元々は熊は別の言葉であったものが、そういってしまうと本当に熊がくるのではないかと恐れて「褐色のやつ」といっているうちにもともとの言葉が忘れられたようです。いわゆる言霊信仰ですね。
そのうちに言霊信仰が薄れるにつれてまた言葉が分かれてきたのだそうです。
7世紀の頃、一時期大阪に都が置かれた時期がありました。難波宮(なにわのみや)といいます。
そのころ淀川に大きな橋が架けられました。長柄の大橋といいます。もっとも今の長柄橋とは関係ありません。
淀川も今のようなおとなしい川ではなかったので大雨のたびに洪水を繰り返します。
だいたい流域も今とは異なります。地形の変化によって流れも変わるのが本来の川です。
さて、いかに立派な大橋とはいっても所詮は木造の橋です。洪水がおきればしばしば流されます。
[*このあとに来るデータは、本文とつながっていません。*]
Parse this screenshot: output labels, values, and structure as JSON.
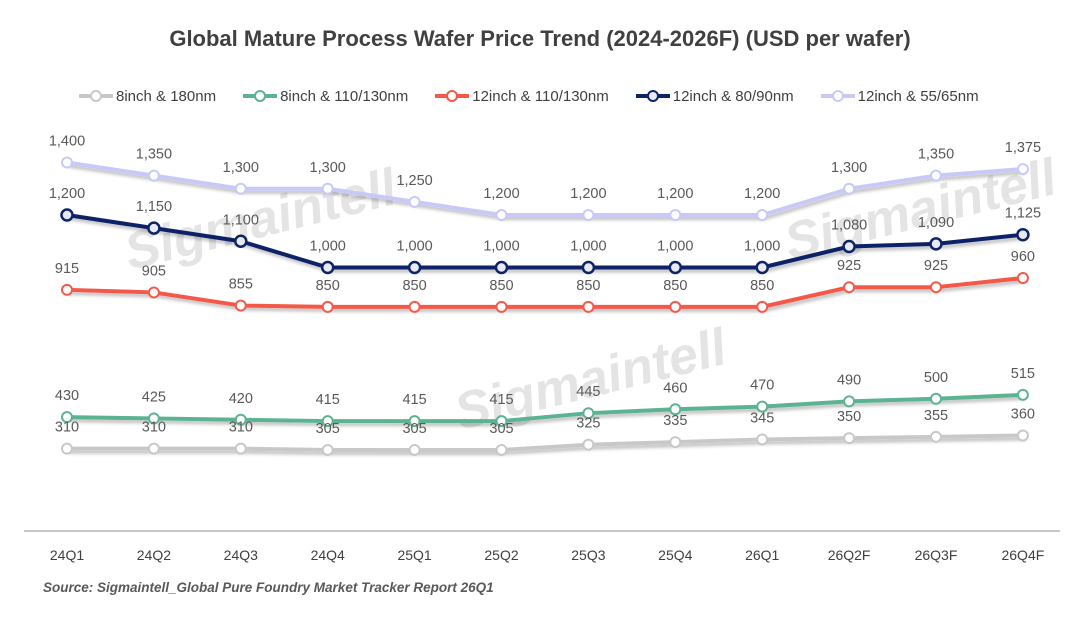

その架け替えの普請は資金的にも労力の上からも人々の大きな負担になっていました。
ある時、橋の建造に人柱を立てて川の神を鎮めようではないかという話が持ち上がります。
言うのは簡単ですが、では誰が人柱になるかで決着がつかず、いつまでも評定が続きます。誰も死にたくはありませんからね。
話が暗礁に乗り上げたときにある長者が「袴の裾がほつれているものが人柱に立ってはどうか」と提案します。
該当者が一人だけいました。誰あろう言い出しっぺの長者です。
かくして哀れ件(くだん)の長者はみんなのために犠牲になることになりました。
ところでこの長者にはたいそう美しい一人娘がいました。この娘は嫁ぎ先でその話を聞き、悲しみのあまり言葉を発しないようになりました。
嫁ぎ先では「このような嫁はいらない」ということで暇を出されることになります。一人だけ娘の夫はかばい続けますが娘も里に帰って父親の供養をしたいという意向を示すので不承不承娘の里に送り届けることにします。
途中、枚方のあたりの葦原で雉(きじ)の鳴き声がします。雉はごちそうです。夫は葦原に分け入って雉を射殺します。
それを見た娘ははらはらと涙を落とし「もの言はじ 父は長柄の人柱 雉も鳴かずば 射られざらまし(もう何も言葉をいうまい。余計なことを言ったばかりに父は長柄橋の人柱になった。雉も鳴かなければ射殺されたりしなかっただろうに)」という和歌を詠みます。「雉も鳴かずばうたれまい」の語源とされています。信太(しのだ)の森の葛の葉(くずのは)伝説と並んで、大阪の悲しい昔話です。
今年はたった一言で世の中の空気はこうも変わるんだということを実感した年でした。
来年は言葉を謹んで余計なことを言わないようにします。
さて、明日は終業式です。今日は今年お世話になった机やイスやお道具棚を心を込めてきれいにお掃除しました。一年ありがとうね。
年長組さんは今年最後のドッジボール。